In cleaning up a solder line, I use a hooked scraper. Cuts on the pull stroke, vertical to the surface. Then clean up with emery cloth. In riveting on a rib, I use 6x48 tapped holes about .10 deep. I tap them with a 6x48 tapered tap, then use a bottoming tap, like for scope base screws (available from Brownells). To locate the holes (3 as mentioned above, or 5 like on original Hawkens), I center punch the location on the rib, which is clamped on, and drill through it to just start the hole in the barrel. Then I position the barrel in my drill press vice so when the quill is pulled full down, it just touches the barrel (not the hole). Then I shim up the barrel with a .10 shim underneath. Barrel must be level and square and vice tight. Position a hole under the bit. Turn the drill on and pull the quill down over the hole. Adjust to perfect center by tapping on the table or vise with a plastic mallet. Then when you pull the quill down, the drill cannot cut any deeper than your shim has raised the barrel. Do all the holes.

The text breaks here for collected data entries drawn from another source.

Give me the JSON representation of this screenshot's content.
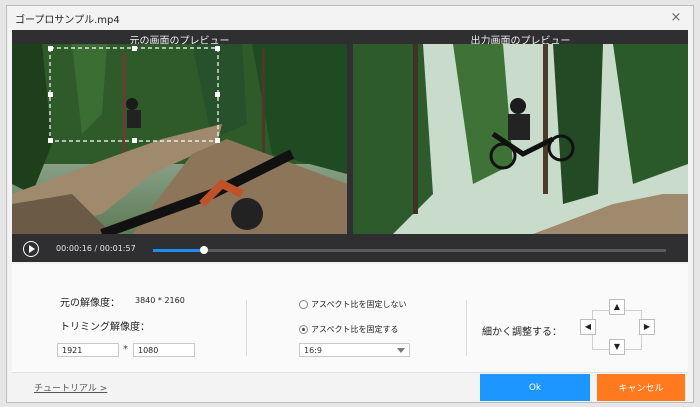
{
  "window": {
    "title": "ゴープロサンプル.mp4",
    "close_glyph": "×"
  },
  "preview": {
    "left_label": "元の画面のプレビュー",
    "right_label": "出力画面のプレビュー"
  },
  "player": {
    "current_time": "00:00:16",
    "separator": "/",
    "total_time": "00:01:57",
    "progress": 0.1,
    "accent": "#1e8cf0"
  },
  "settings": {
    "original_res_label": "元の解像度：",
    "original_res_value": "3840 * 2160",
    "trim_res_label": "トリミング解像度：",
    "width_value": "1921",
    "mult": "*",
    "height_value": "1080",
    "aspect_free_label": "アスペクト比を固定しない",
    "aspect_fixed_label": "アスペクト比を固定する",
    "aspect_value": "16:9",
    "fine_tune_label": "細かく調整する："
  },
  "footer": {
    "tutorial_label": "チュートリアル >",
    "ok_label": "Ok",
    "cancel_label": "キャンセル",
    "ok_color": "#1e96ff",
    "cancel_color": "#ff7a1f"
  }
}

An easy way to make the screwed in rivets is to use a 6x48 die and cut threads on a nail. A 3 1/2" nail (whatever penny that is) measures about .133 diameter, I think that is the one I use. A duplex nail (double headed) 2 3/4" mikes .137 and one 2 1/2" mikes .130. Cut the threads up about 1/4" and cut the point off square. Cut the "screw rivet" about 3/8" long, with a screw driver slot in the top. You then need to open up the rib hole for the untapped nail to fit through. Then lightly countersink the rib hole, for the rivet to peen into. Screw the "rivets" into the holes, and saw off the rivets so that light peening will fill the countersink. The rivet can be filed to match the rib groove, using a round file. Be sure to peen lightly so you don't bulge into the bore.
You can of course use 6x48 scope base screws, which are expensive, but that ain't the cowboy way. You can even file the (countersunk) heads off so they appear to be rivets.